The judge went on to note that other candidates would need many more signatures to meet the statutory requirements to qualify and “have not reported signature petitions spontaneously appearing in their mailboxes. … If any of these signatures had to be gathered by means that violated the Stay-at-Home Order, surely such success in ‘lawlessly’ gathering signatures should not be considered proof that there is no need to reduce the signature requirement.”
Berg also noted testimony in the case describing “the extreme lengths that candidates have been forced to go to in order to collect in-person signatures by means that do not violate the Stay-at-Home Order.”
In one example, the judge cited an Ann Arbor candidate described having met “supporters in parking lots and open spaces, where they threw plastic bags of completed petitions” for the candidate “to catch.”
Such moves, Berg wrote, are “clearly not scalable for candidates who need to collect thousands of signatures.”
Esshaki on Thursday told Berg that despite collecting more signatures than the new threshold calls for, he intends to continue his lawsuit.
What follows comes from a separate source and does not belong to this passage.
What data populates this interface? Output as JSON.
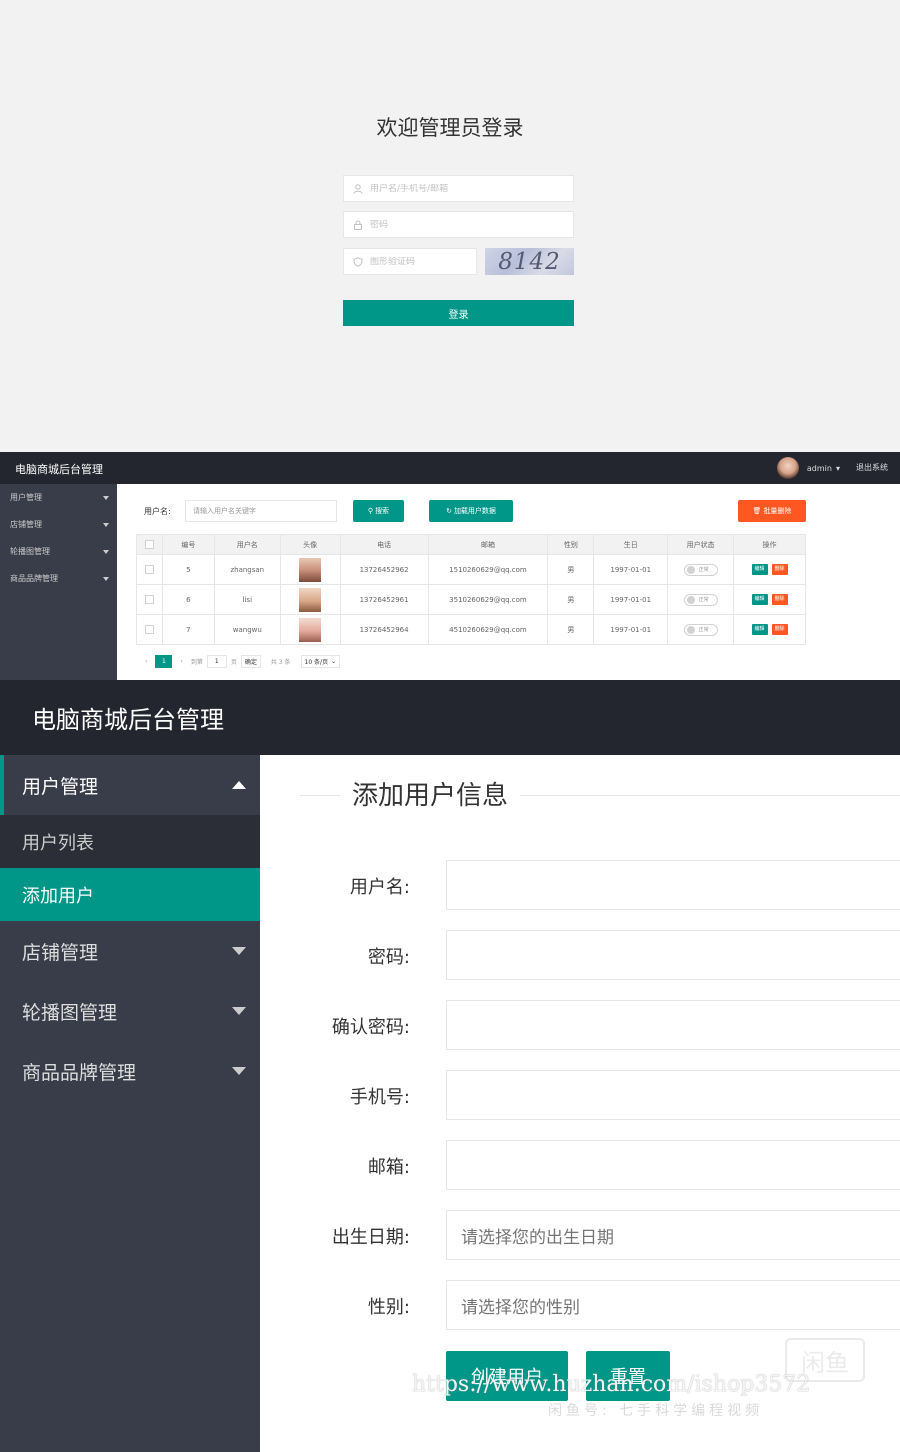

He’s not sure that he’s actually obtained enough valid signatures. About 100 petition forms were delivered to his mailbox on Monday, he said.
“We decided to submit the petitions, not being able to vet them thoroughly, not running them by an election attorney to check for technical requirements, and that is the primary reason why we are continuing the suit,” he told Berg.
Esshaki is seeking to run against incumbent Democratic U.S. Rep. Haley Stevens, D-Rochester Hills.
Also addressing the judge Thursday was Deana Beard, a candidate for Third Circuit Court judge, who joined Esshaki’s lawsuit. She said that it’s “not realistic to get thousands of signatures through electronic means.”
“I would have been on the ballot but for the executive orders and this pandemic,” said Beard, who turned in her 3,610 signatures Monday. The minimum for signatures prior to Berg’s ruling had been 4,000.
In his order Saturday, Berg said some candidates “would be harmed if a stay were to be granted. Nor would the public interest in the fair administration of ballot access requirements be served by a stay of the court’s order.”
Berg called the 50% reduction “warranted, and defendants have failed to demonstrate that they are likely to prove this court abused its discretion in reducing the signature requirement by half.”